The feeling seeing Machico randomly confessing to Ueshama. The chill of the Tokyo Bay wind hitting your face as you’re teeing up GenP for a friend behind you doing English. The exhilaration of hearing Todakun telling us to “get down.” Nansu wiggling her butt because of the button tail on her outfit. Mocho and Koroazu crying. And countless other moments this past weekend. This is the “hyakuman power” that was sleeping under the sheets with a JUNGO face printed on it, and woke up for a weekend. This is Million Live.

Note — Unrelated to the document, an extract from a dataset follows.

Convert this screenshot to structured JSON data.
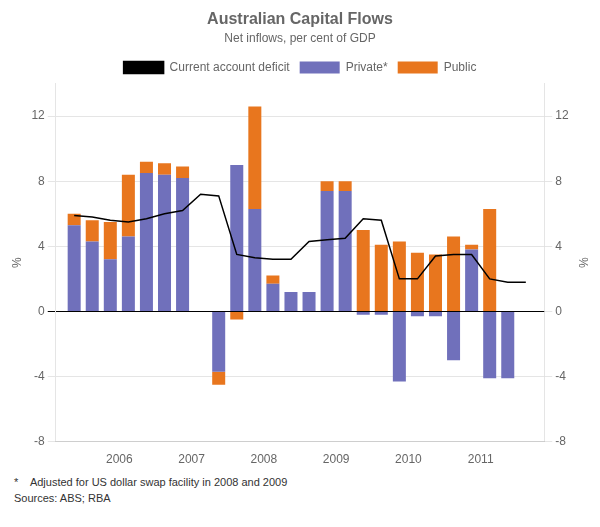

The story of Million Live isn’t just that they are the sub-brand of IDOLM@STER that carries the torch of 765PRO ALLSTARS, but that it is a refreshing of the IDOLM@STER franchise with some of the top seiyuu performers of that generation. That generation is now 11+ years into its existence. Everyone has been through a lot. If I had time maybe I can dig into each one of them, including the two new ones that joined the team half way. Long story short, their success as individuals, or lack there of, speaks volumes to the “refresh rate” or how hard it is to make it as a seiyuu idol in this day and age.

The result of 10 years of hard work is this extremely emotional but also extremely fun, awesome, and fulfilling two-day concert. Unlike what happened during 4th Live, which is the accumulation of promises and wishes, Act-4 of 10th Tour is the result after fulfilling those things. Or at least partly.

  • We now have an anime
  • We have had more concerts where 765AS sang with the Million (Hotchpotch…and Hotchpotch 2 on the horizon)

I literally left 4th with big-time brain fog, but I left act4 with clarity of mind and purpose. So much have changed. Kokkochan’s chant to summon Hoshii Miki may have summoned something else, perhaps more delicious. Anyways, Act-4 was the true real Million Live anniversary decennial! Or rather, Acts 1-4 all together? But this was the one.

I have more thoughts than time to write them down cohesively, so this is more a recap than a review post… I think Kasshi did a great job with GenP on the second day so please watch that, and day1’s recap.